Это длинное низкое строение располагалось за мужскими бараками. Мальчик перелез через планку, на которую надо было садиться, испражняясь. Опираясь раскинутыми руками в обе стенки ямы, он стал опускаться вниз, стараясь кончиками ног коснуться ее дна. Зловоние заставило его зажмуриться, и тучи мух залепили рот, уши и ноздри. Погрузившись почти по горло и почувствовав, наконец, дно ямы, сквозь гул бесчисленного скопища мух, он услышал голоса, которые показались ему бредом, игрой воображения. «Куда ты лезешь?» – произнес один голос. А другой добавил: «Черт возьми, это наше место!»
В яме вместе с ним оказалось еще десять детей.
В отчете коменданта лагеря Амона Гета использовался термин Sonderbehandlung – специальное обращение. Термин этот стал широко известен в последующие годы, но Пемпер столкнулся с ним впервые. Он звучал как нечто успокаивающее, что-то из области медицины, но Метек знал, что медициной тут и не пахло.
Телеграмма, которую Гет продиктовал этим утром для отправки в Аушвиц, убедительно свидетельствовала об этом: с целью избежать дополнительных осложнений он настаивал, чтобы группа заключенных, отобранная для «специального обращения», в ходе погрузки оставалась в своей привычной одежде, которая у них имелась.
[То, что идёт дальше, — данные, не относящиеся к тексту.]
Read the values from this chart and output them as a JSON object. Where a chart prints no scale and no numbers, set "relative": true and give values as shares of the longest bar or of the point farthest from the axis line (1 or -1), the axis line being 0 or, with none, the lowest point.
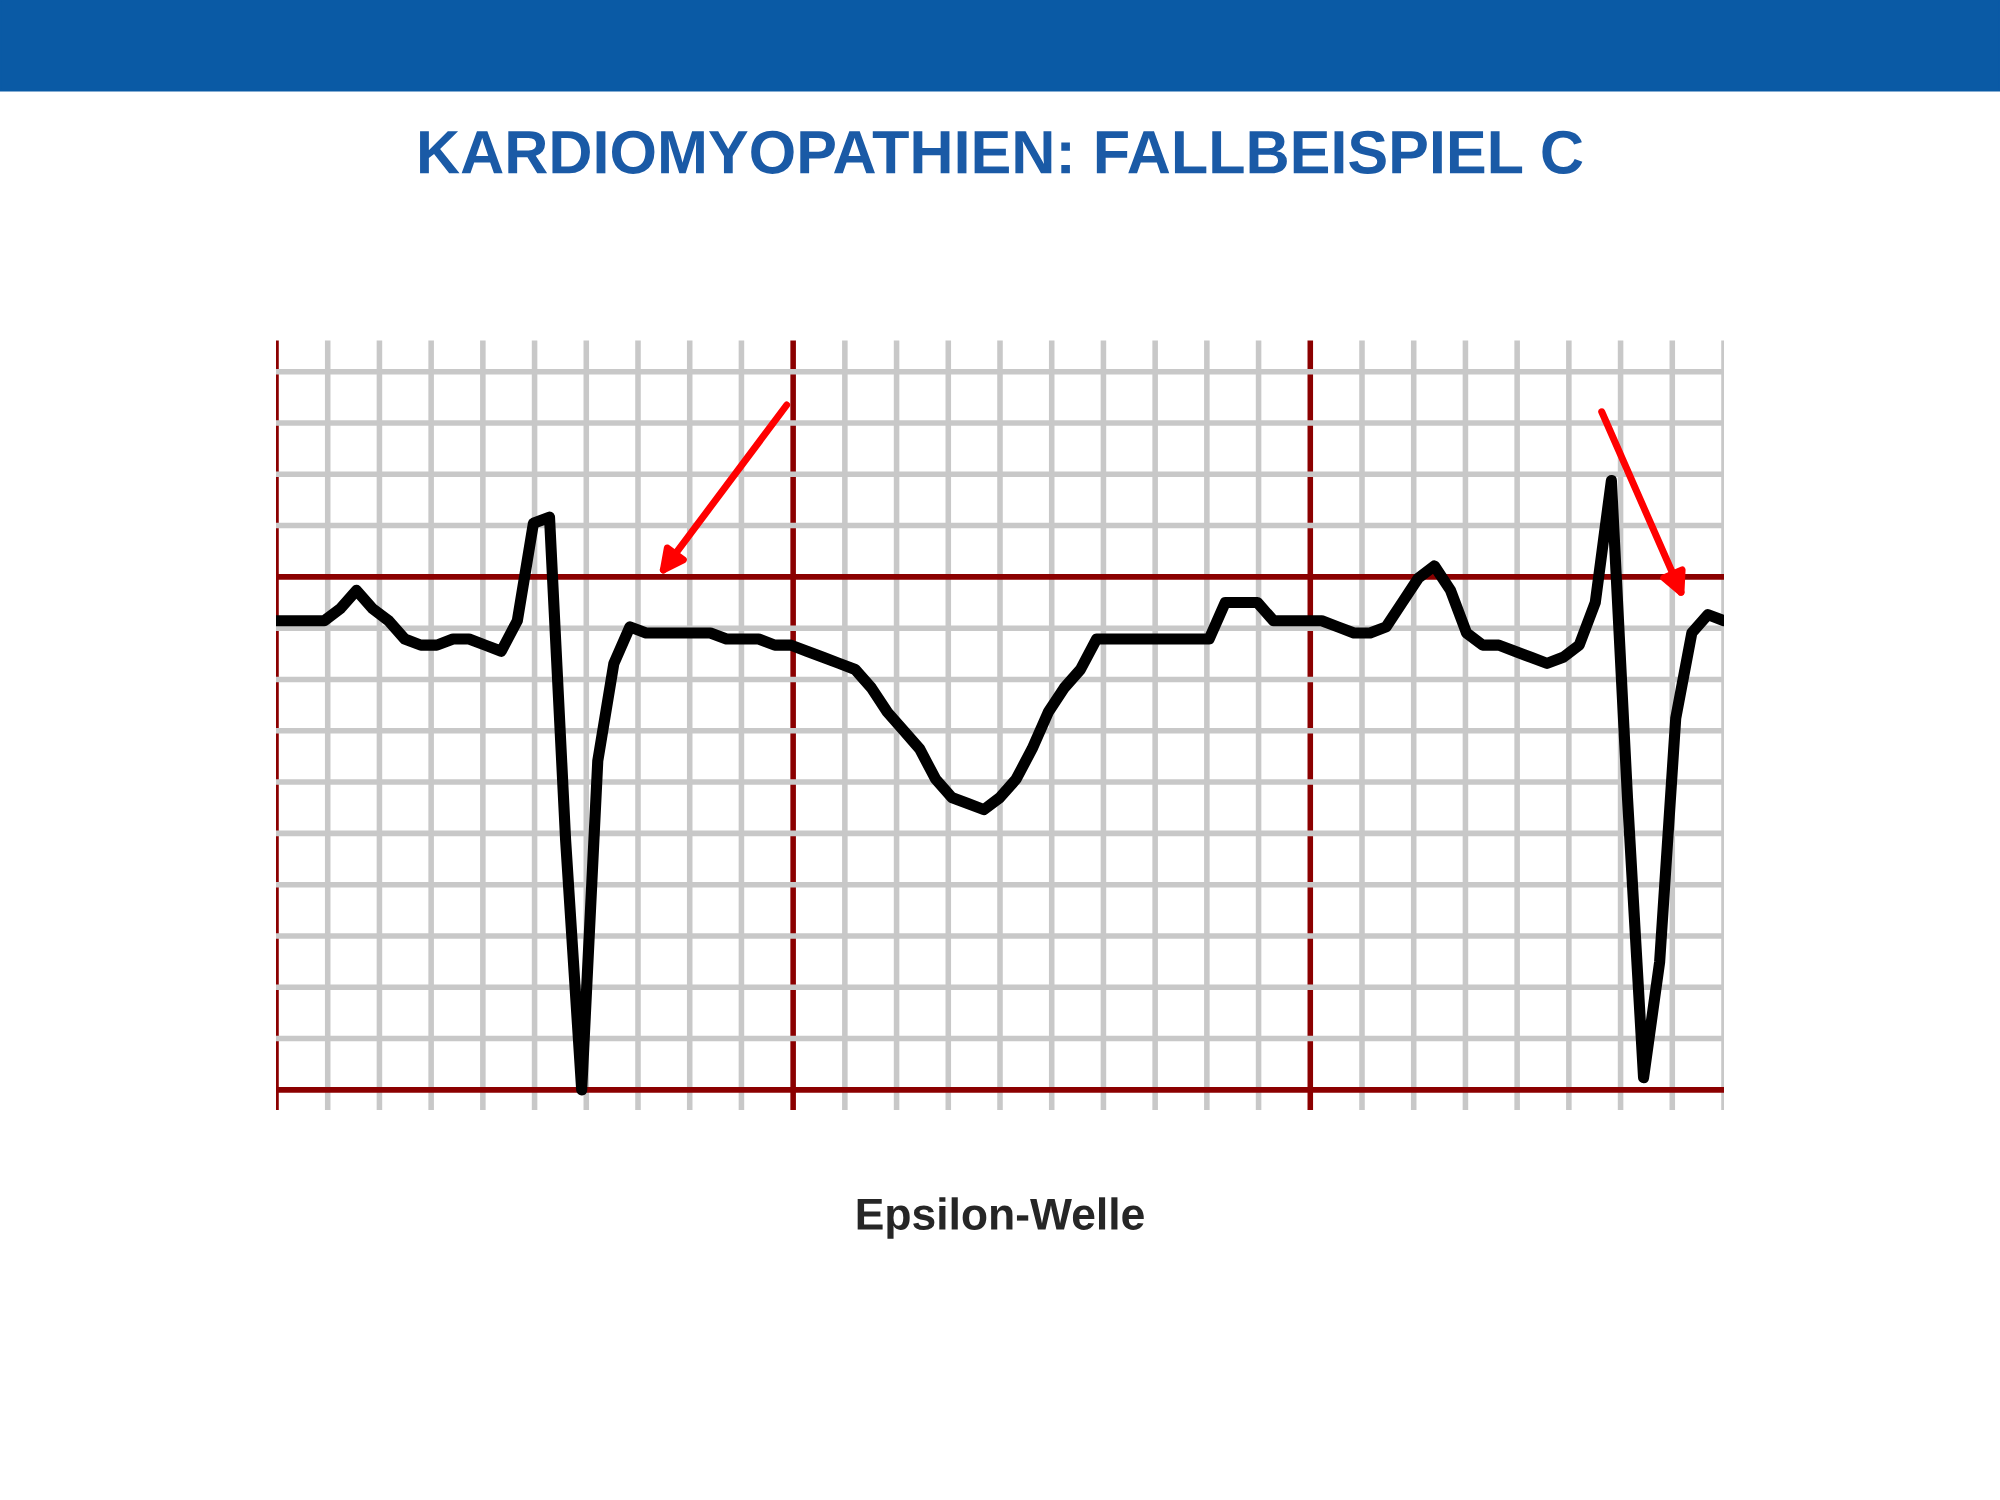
{
  "chart_data": {
    "type": "line",
    "title": "KARDIOMYOPATHIEN: FALLBEISPIEL C",
    "relative": true,
    "grid": true,
    "marker": "none",
    "line_style": "solid",
    "annotations": [
      "Epsilon-Welle"
    ],
    "categories": [
      null,
      null,
      null,
      null,
      null,
      null,
      null,
      null,
      null,
      null,
      null,
      null,
      null,
      null,
      null,
      null,
      null,
      null,
      null,
      null,
      null,
      null,
      null,
      null,
      null,
      null,
      null,
      null,
      null,
      null,
      null,
      null,
      null,
      null,
      null,
      null,
      null,
      null,
      null,
      null,
      null,
      null,
      null,
      null,
      null,
      null,
      null,
      null,
      null,
      null,
      null,
      null,
      null,
      null,
      null,
      null,
      null,
      null,
      null,
      null,
      null,
      null,
      null,
      null,
      null,
      null,
      null,
      null,
      null,
      null,
      null,
      null,
      null,
      null,
      null,
      null,
      null,
      null,
      null,
      null,
      null,
      null,
      null,
      null,
      null,
      null,
      null,
      null,
      null,
      null,
      null
    ],
    "series": [
      {
        "color": "#000000",
        "values": [
          0.77,
          0.77,
          0.77,
          0.77,
          0.79,
          0.82,
          0.79,
          0.77,
          0.74,
          0.73,
          0.73,
          0.74,
          0.74,
          0.73,
          0.72,
          0.77,
          0.93,
          0.94,
          0.41,
          0,
          0.54,
          0.7,
          0.76,
          0.75,
          0.75,
          0.75,
          0.75,
          0.75,
          0.74,
          0.74,
          0.74,
          0.73,
          0.73,
          0.72,
          0.71,
          0.7,
          0.69,
          0.66,
          0.62,
          0.59,
          0.56,
          0.51,
          0.48,
          0.47,
          0.46,
          0.48,
          0.51,
          0.56,
          0.62,
          0.66,
          0.69,
          0.74,
          0.74,
          0.74,
          0.74,
          0.74,
          0.74,
          0.74,
          0.74,
          0.8,
          0.8,
          0.8,
          0.77,
          0.77,
          0.77,
          0.77,
          0.76,
          0.75,
          0.75,
          0.76,
          0.8,
          0.84,
          0.86,
          0.82,
          0.75,
          0.73,
          0.73,
          0.72,
          0.71,
          0.7,
          0.71,
          0.73,
          0.8,
          1,
          0.48,
          0.02,
          0.21,
          0.61,
          0.75,
          0.78,
          0.77
        ]
      }
    ]
  }
}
А в полосатую форму их следует переодеть по окончании погрузки. Поскольку в Плачуве наблюдается нехватка этой формы, полосатые одеяния, в которых прибудут из Плачува кандидаты на «специальное обращение», должны быть возвращены из Аушвица «для повторного использования».
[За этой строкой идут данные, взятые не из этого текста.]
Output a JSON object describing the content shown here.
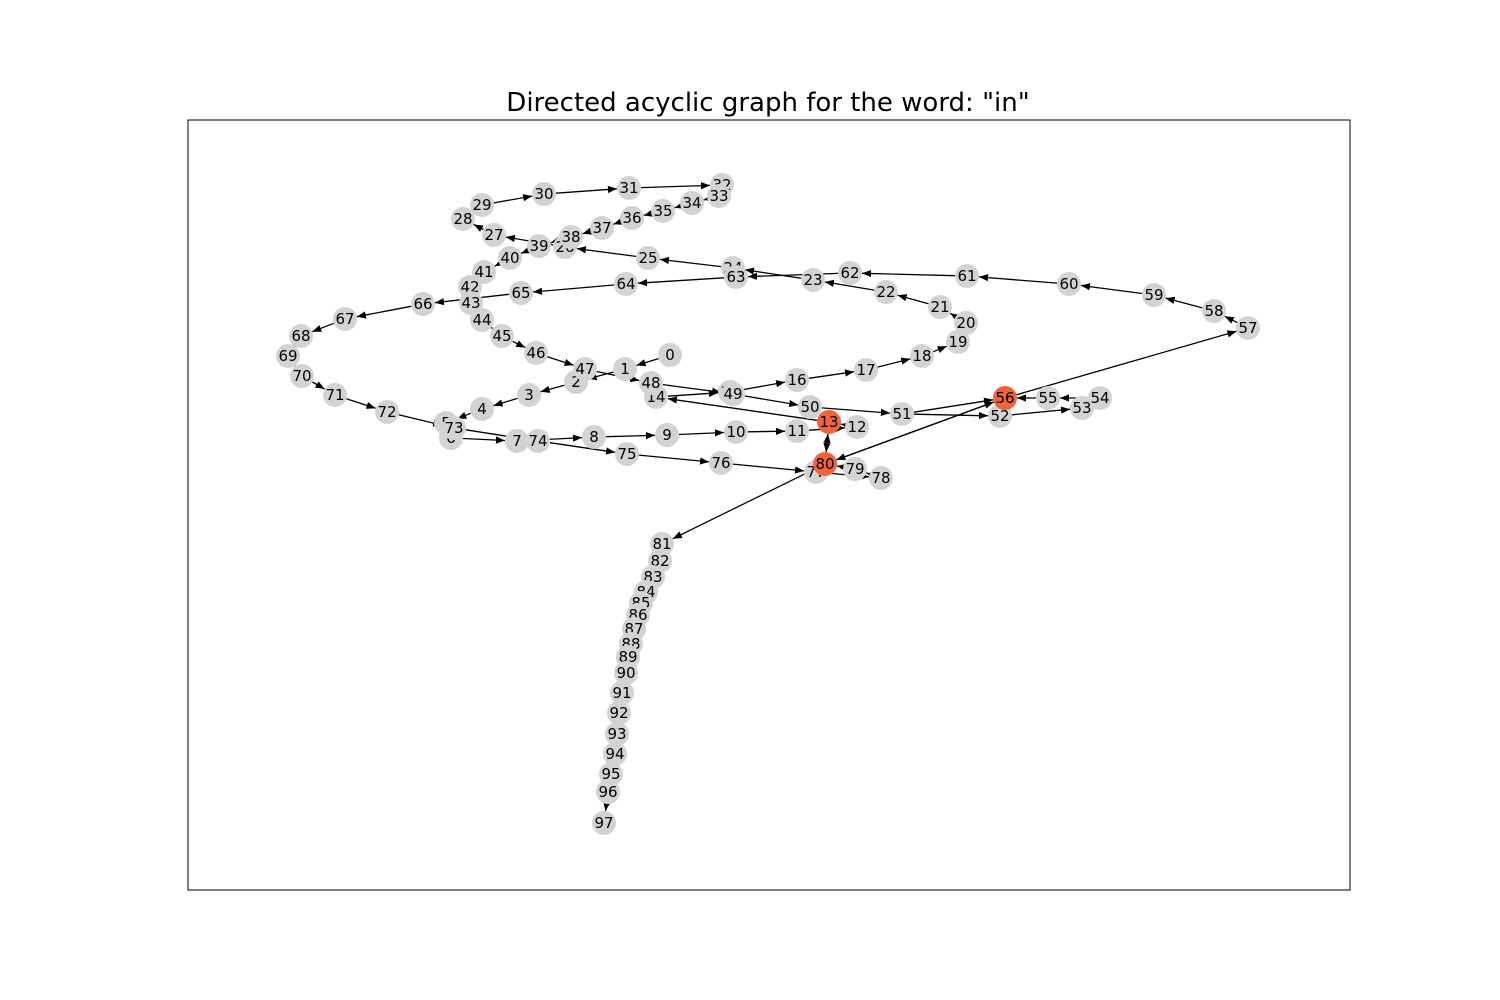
{
  "title": "Directed acyclic graph for the word: \"in\"",
  "colors": {
    "node": "#d3d3d3",
    "highlight": "#f0643c",
    "edge": "#000000",
    "frame": "#000000"
  },
  "highlighted_nodes": [
    "13",
    "56",
    "80"
  ],
  "nodes": [
    "0",
    "1",
    "2",
    "3",
    "4",
    "5",
    "6",
    "7",
    "8",
    "9",
    "10",
    "11",
    "12",
    "13",
    "14",
    "15",
    "16",
    "17",
    "18",
    "19",
    "20",
    "21",
    "22",
    "23",
    "24",
    "25",
    "26",
    "27",
    "28",
    "29",
    "30",
    "31",
    "32",
    "33",
    "34",
    "35",
    "36",
    "37",
    "38",
    "39",
    "40",
    "41",
    "42",
    "43",
    "44",
    "45",
    "46",
    "47",
    "48",
    "49",
    "50",
    "51",
    "52",
    "53",
    "54",
    "55",
    "56",
    "57",
    "58",
    "59",
    "60",
    "61",
    "62",
    "63",
    "64",
    "65",
    "66",
    "67",
    "68",
    "69",
    "70",
    "71",
    "72",
    "73",
    "74",
    "75",
    "76",
    "77",
    "78",
    "79",
    "80",
    "81",
    "82",
    "83",
    "84",
    "85",
    "86",
    "87",
    "88",
    "89",
    "90",
    "91",
    "92",
    "93",
    "94",
    "95",
    "96",
    "97"
  ],
  "edges": [
    [
      "0",
      "1"
    ],
    [
      "1",
      "2"
    ],
    [
      "2",
      "3"
    ],
    [
      "3",
      "4"
    ],
    [
      "4",
      "5"
    ],
    [
      "5",
      "6"
    ],
    [
      "6",
      "7"
    ],
    [
      "7",
      "8"
    ],
    [
      "8",
      "9"
    ],
    [
      "9",
      "10"
    ],
    [
      "10",
      "11"
    ],
    [
      "11",
      "12"
    ],
    [
      "12",
      "13"
    ],
    [
      "13",
      "14"
    ],
    [
      "14",
      "15"
    ],
    [
      "15",
      "16"
    ],
    [
      "16",
      "17"
    ],
    [
      "17",
      "18"
    ],
    [
      "18",
      "19"
    ],
    [
      "19",
      "20"
    ],
    [
      "20",
      "21"
    ],
    [
      "21",
      "22"
    ],
    [
      "22",
      "23"
    ],
    [
      "23",
      "24"
    ],
    [
      "24",
      "25"
    ],
    [
      "25",
      "26"
    ],
    [
      "26",
      "27"
    ],
    [
      "27",
      "28"
    ],
    [
      "28",
      "29"
    ],
    [
      "29",
      "30"
    ],
    [
      "30",
      "31"
    ],
    [
      "31",
      "32"
    ],
    [
      "32",
      "33"
    ],
    [
      "33",
      "34"
    ],
    [
      "34",
      "35"
    ],
    [
      "35",
      "36"
    ],
    [
      "36",
      "37"
    ],
    [
      "37",
      "38"
    ],
    [
      "38",
      "39"
    ],
    [
      "39",
      "40"
    ],
    [
      "40",
      "41"
    ],
    [
      "41",
      "42"
    ],
    [
      "42",
      "43"
    ],
    [
      "43",
      "44"
    ],
    [
      "44",
      "45"
    ],
    [
      "45",
      "46"
    ],
    [
      "46",
      "47"
    ],
    [
      "47",
      "48"
    ],
    [
      "48",
      "49"
    ],
    [
      "49",
      "50"
    ],
    [
      "50",
      "51"
    ],
    [
      "51",
      "52"
    ],
    [
      "52",
      "53"
    ],
    [
      "53",
      "54"
    ],
    [
      "54",
      "55"
    ],
    [
      "55",
      "56"
    ],
    [
      "56",
      "57"
    ],
    [
      "57",
      "58"
    ],
    [
      "58",
      "59"
    ],
    [
      "59",
      "60"
    ],
    [
      "60",
      "61"
    ],
    [
      "61",
      "62"
    ],
    [
      "62",
      "63"
    ],
    [
      "63",
      "64"
    ],
    [
      "64",
      "65"
    ],
    [
      "65",
      "66"
    ],
    [
      "66",
      "67"
    ],
    [
      "67",
      "68"
    ],
    [
      "68",
      "69"
    ],
    [
      "69",
      "70"
    ],
    [
      "70",
      "71"
    ],
    [
      "71",
      "72"
    ],
    [
      "72",
      "73"
    ],
    [
      "73",
      "74"
    ],
    [
      "74",
      "75"
    ],
    [
      "75",
      "76"
    ],
    [
      "76",
      "77"
    ],
    [
      "77",
      "78"
    ],
    [
      "78",
      "79"
    ],
    [
      "79",
      "80"
    ],
    [
      "80",
      "81"
    ],
    [
      "81",
      "82"
    ],
    [
      "82",
      "83"
    ],
    [
      "83",
      "84"
    ],
    [
      "84",
      "85"
    ],
    [
      "85",
      "86"
    ],
    [
      "86",
      "87"
    ],
    [
      "87",
      "88"
    ],
    [
      "88",
      "89"
    ],
    [
      "89",
      "90"
    ],
    [
      "90",
      "91"
    ],
    [
      "91",
      "92"
    ],
    [
      "92",
      "93"
    ],
    [
      "93",
      "94"
    ],
    [
      "94",
      "95"
    ],
    [
      "95",
      "96"
    ],
    [
      "96",
      "97"
    ],
    [
      "13",
      "80"
    ],
    [
      "80",
      "56"
    ],
    [
      "51",
      "56"
    ],
    [
      "56",
      "80"
    ],
    [
      "80",
      "13"
    ]
  ]
}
Большая часть детей, прятавшихся в зловонной жиже уборных, в тифозных бараках, в подполе и других местах, была обнаружена в ходе последующих обысков и проверок, после чего их ждали томительные 60 километров до Аушвица…
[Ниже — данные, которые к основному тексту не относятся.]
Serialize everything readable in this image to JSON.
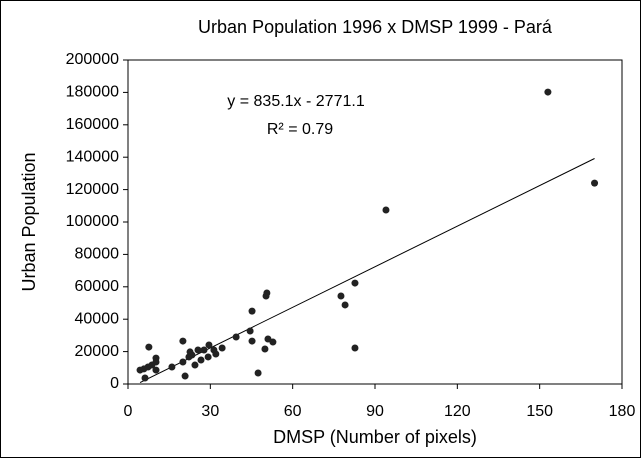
{
  "chart_data": {
    "type": "scatter",
    "title": "Urban Population 1996 x DMSP 1999 - Pará",
    "x_label": "DMSP (Number of pixels)",
    "y_label": "Urban Population",
    "color": "#222222",
    "xlim": [
      0,
      180
    ],
    "xticks": [
      0,
      30,
      60,
      90,
      120,
      150,
      180
    ],
    "ylim": [
      0,
      200000
    ],
    "yticks": [
      0,
      20000,
      40000,
      60000,
      80000,
      100000,
      120000,
      140000,
      160000,
      180000,
      200000
    ],
    "grid": false,
    "trendline": {
      "label": "y = 835.1x - 2771.1",
      "r2_label": "R² = 0.79",
      "slope": 835.1,
      "intercept": -2771.1
    },
    "x": [
      4.4,
      5.8,
      6.2,
      7.3,
      7.6,
      8.7,
      10.2,
      10.2,
      10.2,
      16,
      20,
      20,
      20.8,
      22.2,
      22.6,
      23.3,
      24.4,
      25.5,
      26.6,
      27.7,
      29.2,
      29.5,
      31.3,
      32,
      34.3,
      39.4,
      44.5,
      45.2,
      45.2,
      47.4,
      49.9,
      50.3,
      50.6,
      51,
      52.8,
      77.6,
      79.1,
      82.7,
      82.7,
      94,
      153,
      170
    ],
    "values": [
      8600,
      9300,
      3700,
      10500,
      22800,
      11700,
      16000,
      13600,
      8600,
      10500,
      26500,
      13600,
      4900,
      16700,
      19800,
      17900,
      11700,
      21000,
      14800,
      21000,
      16700,
      24100,
      21000,
      18500,
      22200,
      29000,
      32700,
      45000,
      26500,
      6800,
      21600,
      54300,
      56200,
      27800,
      25900,
      54300,
      48800,
      62300,
      22200,
      107400,
      180200,
      124000
    ]
  }
}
В это жаркое лето теплушки сновали туда-сюда беспрерывно, перебрасывая войска и вооружения к линии фронта, проходившей под Львовом, а на обратном пути им приходилось терять время на боковых путях, пока эсэсовские врачи рассматривали тянущиеся перед ними вереницы отчаявшихся обнаженных людей.
Глава 29
Сидя у открытого окна в кабинете Амона, сквозь которое проникал душный летний воздух, Оскар Шиндлер никак не мог отделаться от впечатления, что их сегодняшняя встреча с самого начала носила какой-то двусмысленный характер. Кажется, Мадритч и Бош чувствовали то же самое: они избегали встречаться взглядами с Амоном Гетом, упорно разглядывая за окном ползущие по узкоколейке вагонетки с камнем. Лишь унтерштурмфюрер Лео Йон, который вел запись встречи, недвижимо сидел за столом, застегнутый на все пуговицы.